Serienstart USA: Juli 2004
Serienstart Deutschland: Februar 2005
Joe Flannigan,  Jason Momoa, David Hewlett, Jewel Staite
Diese Serie gefällt mir wesentlich besser als Stargate, auch wenn es nur ein Spin Off der Originalserie ist. Hier mag ich einfach jeden Charakter und die Wraith als Bösewichter sind absolut überzeugend. Ich schaue die Serie gerade als Wiederholung und sie begeistert mich wie beim ersten Mal. Die Zusammenstellung der Crew, die Nebencharaktere und die Gaststars aus der Mutterserie ergeben ein spannendes und unterhaltsames Ganzes.  Auch ein Widersehen mit Jewel Staite spricht für diese Serie, war sie doch schon in firefly eine meiner Lieblinge


Platz 9
Mission Erde (Gene Roddenberrys Earth-Final Conflict)

Herkunftsland:Canada

Serienerfinder: Gene Roddenberry

TV Sender:Syndication

Staffeln: 5

Episoden:  110 

Serienstart USA: Oktober 1997
Serienstart Deutschland: Juni 1999
Kevin Kilner, Lisa Howard, Majel Berret-Roddenberry
Ich kenne niemanden, der diese kennt oder mag. Wenn ich diese Serie in einem Gespräch erwähne, werde ich meistens fragend angeschaut. Keine Ahnung, warum sie an der Masse vorbeiging. Immerhin wurde sie nach einer Idee von Gene Roddenberry produziert. 
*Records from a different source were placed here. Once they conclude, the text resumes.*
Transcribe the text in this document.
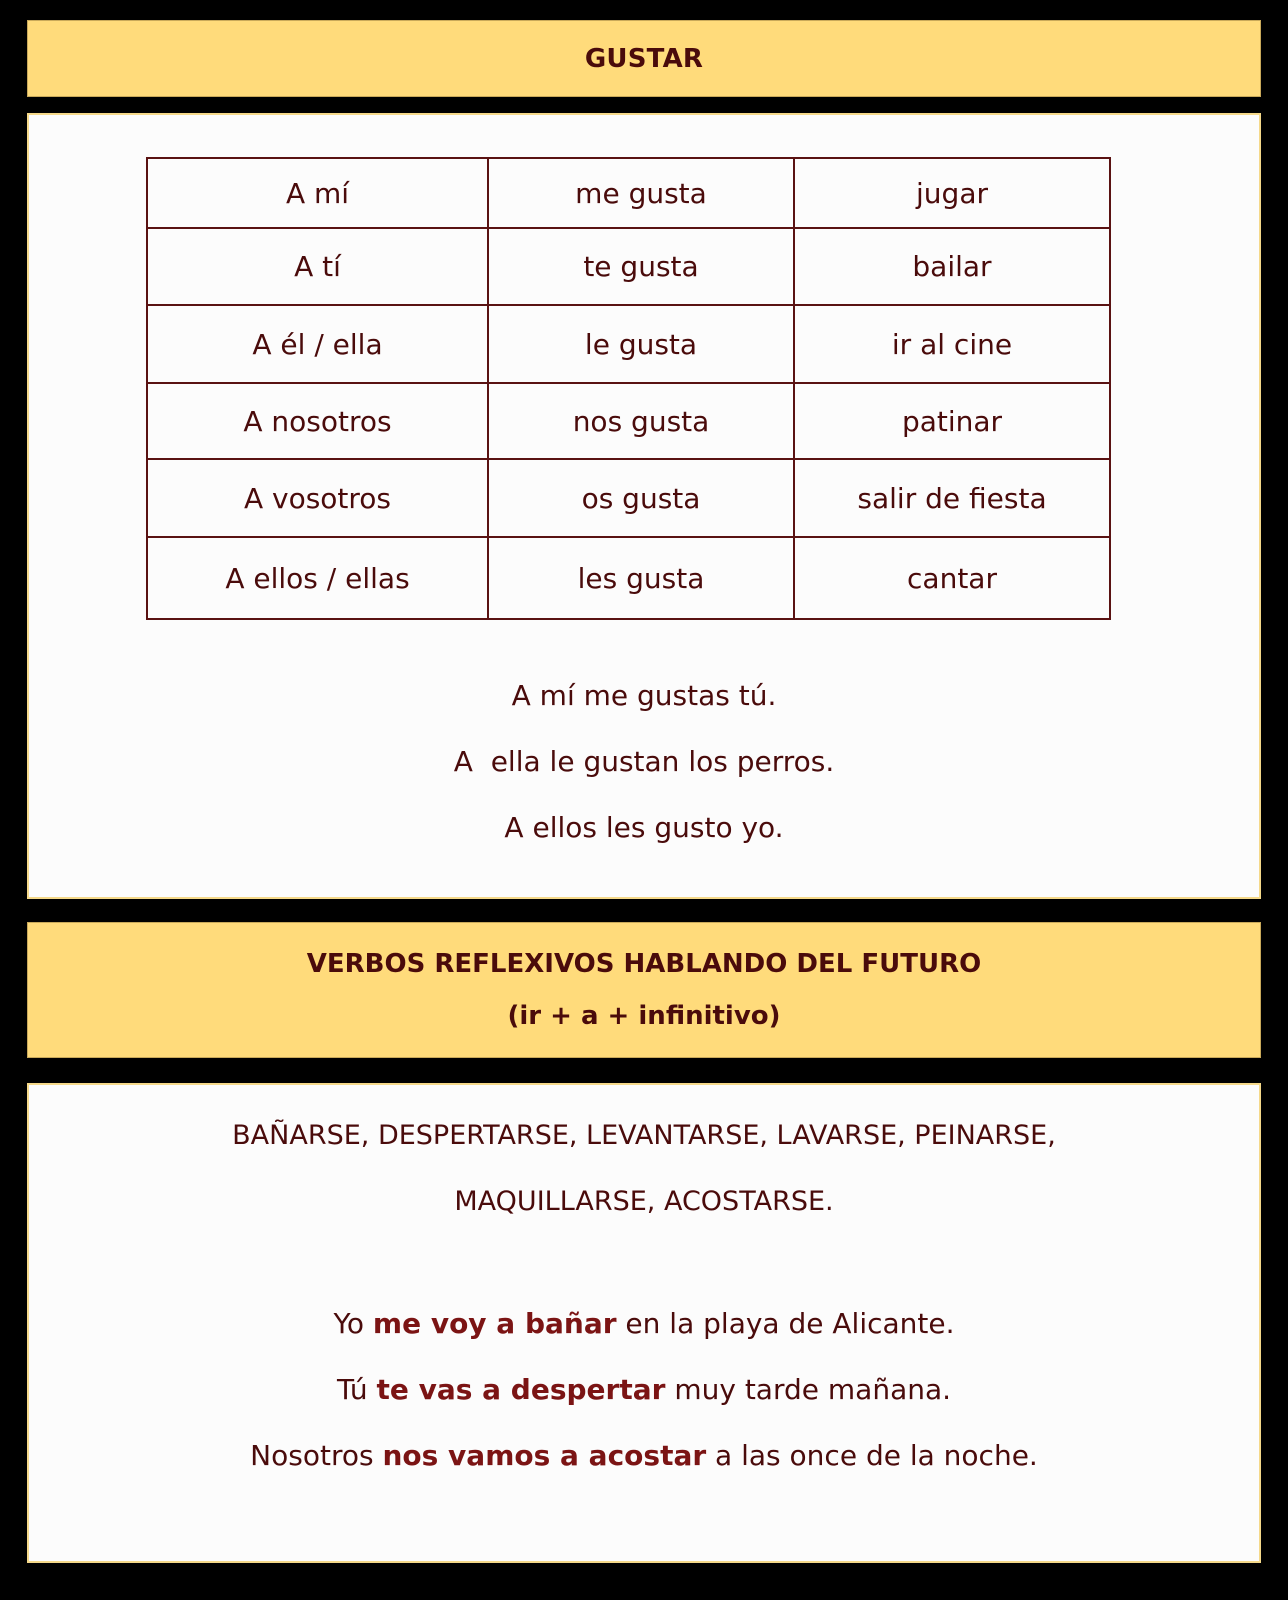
GUSTAR
A mí	me gusta	jugar
A tí	te gusta	bailar
A él / ella	le gusta	ir al cine
A nosotros	nos gusta	patinar
A vosotros	os gusta	salir de fiesta
A ellos / ellas	les gusta	cantar
A mí me gustas tú.
A  ella le gustan los perros.
A ellos les gusto yo.
VERBOS REFLEXIVOS HABLANDO DEL FUTURO
(ir + a + infinitivo)
BAÑARSE, DESPERTARSE, LEVANTARSE, LAVARSE, PEINARSE,
MAQUILLARSE, ACOSTARSE.
Yo me voy a bañar en la playa de Alicante.
Tú te vas a despertar muy tarde mañana.
Nosotros nos vamos a acostar a las once de la noche.
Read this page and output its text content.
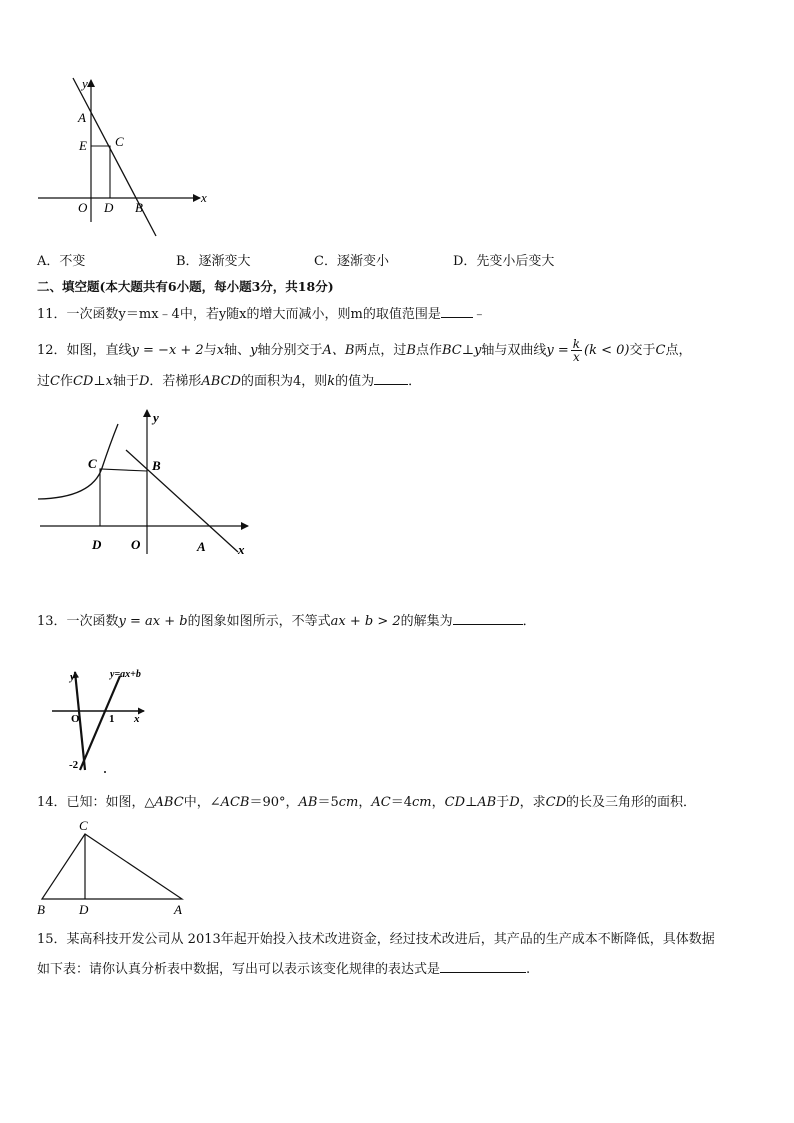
y
A
C
E
x
O D B
A．不变	B．逐渐变大	C．逐渐变小	D．先变小后变大
二、填空题(本大题共有6小题，每小题3分，共18分)
11．一次函数y＝mx﹣4中，若y随x的增大而减小，则m的取值范围是 ﹣
12．如图，直线y = −x + 2与x轴、y轴分别交于A、B两点，过B点作BC⊥y轴与双曲线$y = \frac{k}{x} (k < 0)$交于C点，
过C作CD⊥x轴于D．若梯形ABCD的面积为4，则k的值为	．
y
C	B
D O	A x
13．一次函数y = ax + b的图象如图所示，不等式ax + b > 2的解集为	．
y=ax+b
y
O	1 x
-2
14．已知：如图，△ABC中，∠ACB＝90°，AB＝5cm，AC＝4cm，CD⊥AB于D，求CD的长及三角形的面积．
C
B	D	A
15．某高科技开发公司从 2013年起开始投入技术改进资金，经过技术改进后，其产品的生产成本不断降低，具体数据
如下表：请你认真分析表中数据，写出可以表示该变化规律的表达式是	.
Zitat aus Amazon: " Von Star Trek-Schöpfer Gene Roddenberrykommt eine bahnbrechende Science-Fiction Serie, in der Aliensdie Macht auf der Erde übernehmen. Die hochspannende Invasions-Saga ist in Deutschland auch unter dem Titel „Mission Erde – Sie sind unter uns“ bekannt. Im 21. Jahrhundert befreit die außerirdische Rasse der Taelons die Menschheit von Hunger und Krieg. Als Gegenleistung möchten sie nur Freundschaft und kulturellen Austausch. Der überwiegende Teil der Menschen hält die Taelons für Götter und Heilsbringer, doch eine Minderheit zweifelt an den edlen Motiven der Aliens. Unter der Führung des Industriellen Jonathan Doors formiert sich eine Widerstandsbewegung und schleust ihre Agenten in den taelonischen Machtapparat. Der finale Kampf um die Vorherrschaft auf der Erde beginnt" Zitatende



Platz 10 

Eureka- die geheime Stadt
Herkunftsland: USA

Serienerfinder: Andrew Cosby, Bruce Miller

TV Sender: SyFy

Staffeln: 5

Episoden:  77 

Serienstart USA: Juli 2006
Serienstart Deutschland: Februar 2008
Colin Ferguson, Sally Richardson, Ed Quinn, Jordan Hinson
Eine leichte, lockere, amüsante und unterhaltsame Serie zum abschalten. Ein Normalo landet in einer Stadt voller brillianter, exzentrischer und durchgeknallter Wissenschaftler. Das gibt genug Stoff für allerlei  Verwiicklungen und Spaß. Colin Ferguson spielt den etwas naiven und unbedarften Us Marshall hervorragend und der permanente Schlagabtausch mit Ed Quinn ist das Highlight der Serie. Natürlich muss nach Eureka gleich Warehouse 13 folgen, es gibt mehrer Crossovers der Serien, wenn Claudia in Eureka auftaucht oder Douglas Fargo das warehouse besucht. In einigen Episoden spielen Darsteller aus Eureka auch in Warehouse 13 mit, ich finde das sehr reizvoll und gelungen


Platz 11
Warehouse 13 

















es folgen noch Akte X,  Eureka, Warehouse 13, zurück in die Vergangenheit und Lucifer, nur die Reihenfolge ist noch unklar. Gebt mal Tipps Und als Klassiker die Space Rangers, so schlecht, dass sie wieder gut sind

  

 

1 Kommentar:

  1. Hallo Petra,

    noch jemand, der "Caprica" mochte:-) Wie wäre es mit "Heros"? Ich mochte die Serie, leider nach 4 Staffeln Schluss.
    Und "Carnival", starb den Serientod.
    Und nicht zu vergessen: "Lost Girl", zumindest eine runde und abgeschlossene Geschichte in 5 Staffeln - die liebe ich.
    Ich mochte "Stargate Universe", von vielen gehaßt.
    Und was ist mit den Kultserien "Xenia" und "Hercules"? Auch nicht schlecht, die "Shannara Chronicles". Oh, du kannst deine Liste noch so schön verlängern.